Por "lapso", Uber aconselha estacionamento de bicicletas no passeio

Empresa diz que foi "um lapso" que decorreu da tradução da versão americana

A Uber colocou 750 bicicletas elétricas nas ruas de Lisboa com a indicação aos utilizadores de que devem estacionar prendendo os equipamentos a um "suporte de bicicletas". E se não houver nenhum disponível? "Estacione-as no passeio onde não obstruam a passagem de peões e outros veículos", sugeriu a empresa no site oficial da Jump, e na mensagem que enviou aos utentes da Uber, que remetia para a mesma explicação.

Acontece que o estacionamento de velocípedes nos passeios é ilegal e sujeito a multa - o Código da Estrada estabelece que é proibido estacionar veículos (bicicletas incluídas) em cima dos passeios e noutros locais destinados à circulação de peões. Isso mesmo confirmou ao DN a Câmara de Lisboa. "Os locais para estacionamento de velocípedes são os autorizados no Código da Estrada e os hotspots que existem na cidade de Lisboa. Não há outros locais para estacionar, não é permitido estacionar no passeio", afirmou fonte oficial da autarquia, acrescentando que esta proibição está especificada no memorando de entendimento assinado com a Jump.

Já a Uber, através da assessoria de imprensa, diz tratar-se de "um lapso" que decorreu da "tradução feita com base na versão americana". Acrescentando que a empresa tem uma equipa específica para resolver as situações de mau estacionamento das bicicletas elétricas, e que estas têm de ser deixadas nos locais próprios, a mesma fonte garantiu que a situação será prontamente corrigida.

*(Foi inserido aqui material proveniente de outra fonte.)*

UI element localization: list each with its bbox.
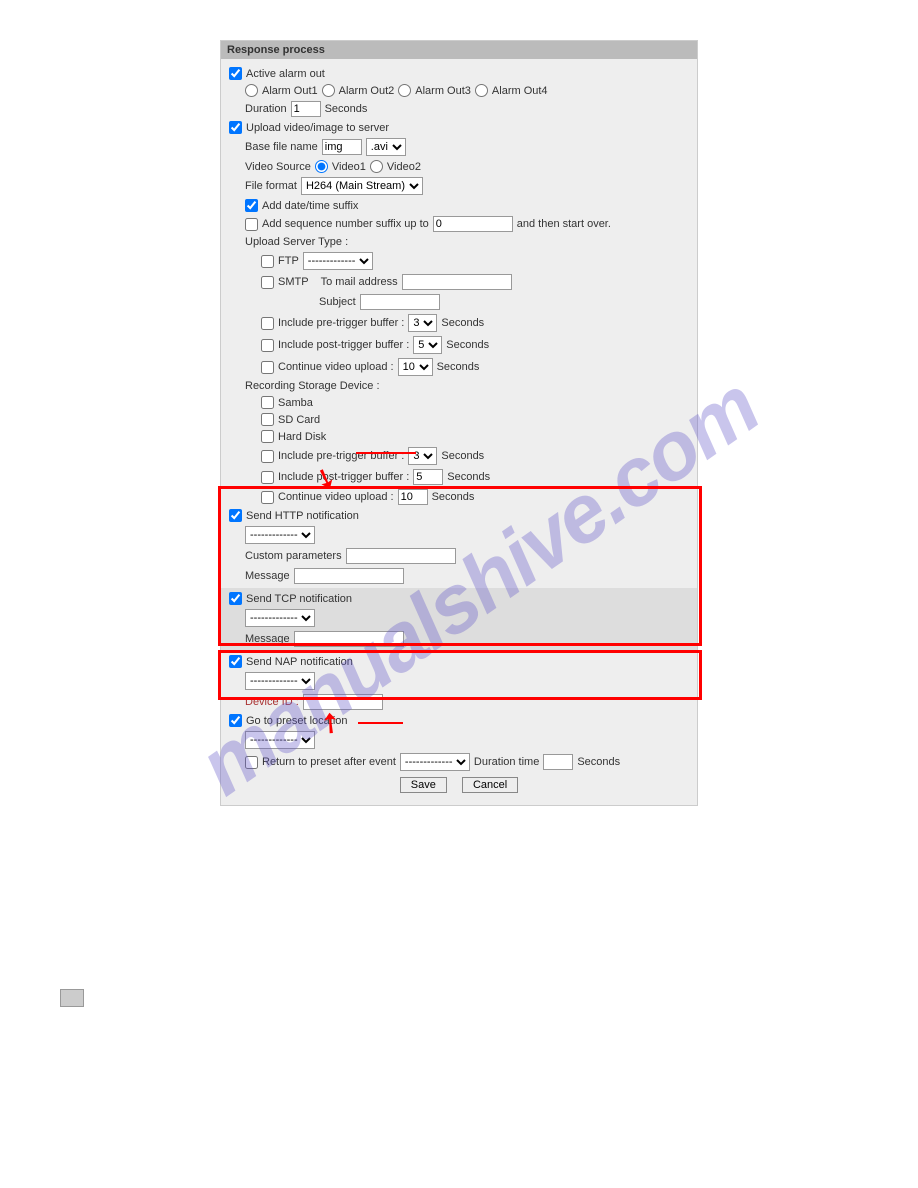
post-trigger-checkbox[interactable]: Include post-trigger buffer : [261, 339, 409, 352]
to-mail-input[interactable] [402, 274, 512, 290]
pre-trigger2-checkbox[interactable]: Include pre-trigger buffer : [261, 450, 404, 463]
http-custom-input[interactable] [346, 548, 456, 564]
continue-upload2-input[interactable] [398, 489, 428, 505]
device-id-input[interactable] [303, 694, 383, 710]
samba-checkbox[interactable]: Samba [261, 396, 313, 409]
subject-label: Subject [319, 296, 356, 308]
post-trigger2-checkbox[interactable]: Include post-trigger buffer : [261, 471, 409, 484]
upload-checkbox[interactable]: Upload video/image to server [229, 121, 389, 134]
duration-label: Duration [245, 103, 287, 115]
cancel-button[interactable]: Cancel [462, 777, 518, 793]
pre-trigger-checkbox[interactable]: Include pre-trigger buffer : [261, 317, 404, 330]
continue-upload2-checkbox[interactable]: Continue video upload : [261, 491, 394, 504]
page-marker [60, 989, 84, 1007]
alarm-out4-radio[interactable]: Alarm Out4 [475, 84, 548, 97]
preset-checkbox[interactable]: Go to preset location [229, 714, 348, 727]
save-button[interactable]: Save [400, 777, 447, 793]
ftp-checkbox[interactable]: FTP [261, 255, 299, 268]
active-alarm-checkbox[interactable]: Active alarm out [229, 67, 325, 80]
post-trigger-select[interactable]: 5 [413, 336, 442, 354]
nap-notif-checkbox[interactable]: Send NAP notification [229, 655, 353, 668]
sd-card-checkbox[interactable]: SD Card [261, 413, 320, 426]
http-select[interactable]: ------------- [245, 526, 315, 544]
pre-trigger2-select[interactable]: 3 [408, 447, 437, 465]
return-preset-checkbox[interactable]: Return to preset after event [245, 756, 396, 769]
http-message-input[interactable] [294, 568, 404, 584]
ftp-select[interactable]: ------------- [303, 252, 373, 270]
base-file-ext-select[interactable]: .avi [366, 138, 406, 156]
duration-time-label: Duration time [474, 756, 539, 768]
smtp-checkbox[interactable]: SMTP [261, 276, 309, 289]
base-file-name-input[interactable] [322, 139, 362, 155]
sequence-suffix-input[interactable] [433, 216, 513, 232]
tcp-message-label: Message [245, 633, 290, 645]
alarm-out1-radio[interactable]: Alarm Out1 [245, 84, 318, 97]
pre-trigger-select[interactable]: 3 [408, 314, 437, 332]
device-id-label: Device ID : [245, 696, 299, 708]
continue-upload-select[interactable]: 10 [398, 358, 433, 376]
hard-disk-checkbox[interactable]: Hard Disk [261, 430, 326, 443]
response-process-panel: Response process Active alarm out Alarm … [220, 40, 698, 806]
http-notif-checkbox[interactable]: Send HTTP notification [229, 509, 359, 522]
recording-storage-label: Recording Storage Device : [245, 378, 689, 394]
file-format-select[interactable]: H264 (Main Stream) [301, 177, 423, 195]
http-message-label: Message [245, 570, 290, 582]
alarm-out3-radio[interactable]: Alarm Out3 [398, 84, 471, 97]
datetime-suffix-checkbox[interactable]: Add date/time suffix [245, 199, 358, 212]
base-file-name-label: Base file name [245, 141, 318, 153]
to-mail-label: To mail address [321, 276, 398, 288]
video1-radio[interactable]: Video1 [315, 160, 366, 173]
return-preset-select[interactable]: ------------- [400, 753, 470, 771]
tcp-select[interactable]: ------------- [245, 609, 315, 627]
duration-unit: Seconds [325, 103, 368, 115]
nap-select[interactable]: ------------- [245, 672, 315, 690]
post-trigger2-input[interactable] [413, 469, 443, 485]
continue-upload-checkbox[interactable]: Continue video upload : [261, 361, 394, 374]
http-custom-label: Custom parameters [245, 550, 342, 562]
duration-time-input[interactable] [543, 754, 573, 770]
video-source-label: Video Source [245, 161, 311, 173]
tcp-message-input[interactable] [294, 631, 404, 647]
alarm-out2-radio[interactable]: Alarm Out2 [322, 84, 395, 97]
tcp-notif-checkbox[interactable]: Send TCP notification [229, 592, 352, 605]
video2-radio[interactable]: Video2 [370, 160, 421, 173]
upload-server-type-label: Upload Server Type : [245, 234, 689, 250]
sequence-after-label: and then start over. [517, 218, 611, 230]
subject-input[interactable] [360, 294, 440, 310]
file-format-label: File format [245, 180, 297, 192]
panel-header: Response process [221, 41, 697, 59]
duration-input[interactable] [291, 101, 321, 117]
preset-select[interactable]: ------------- [245, 731, 315, 749]
sequence-suffix-checkbox[interactable]: Add sequence number suffix up to [245, 218, 429, 231]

No ano passado, a Câmara de Lisboa mandou remover bicicletas da oBike por "utilização desregrada da via pública". A rede de bicicletas para bikesharing, que pertencia a uma startup de Singapura, dispensava as estações fixas e os casos de velocípedes deixados na via pública começaram a multiplicar-se. Neste caso em particular, a empresa terá também iniciado a atividade sem autorização administrativa.

As Jump começaram a circular nas ruas de Lisboa esta quinta-feira, surgindo como uma alternativa à rede GIRA, gerida pela Empresa Municipal de Mobilidade e Estacionamento de Lisboa (EMEL).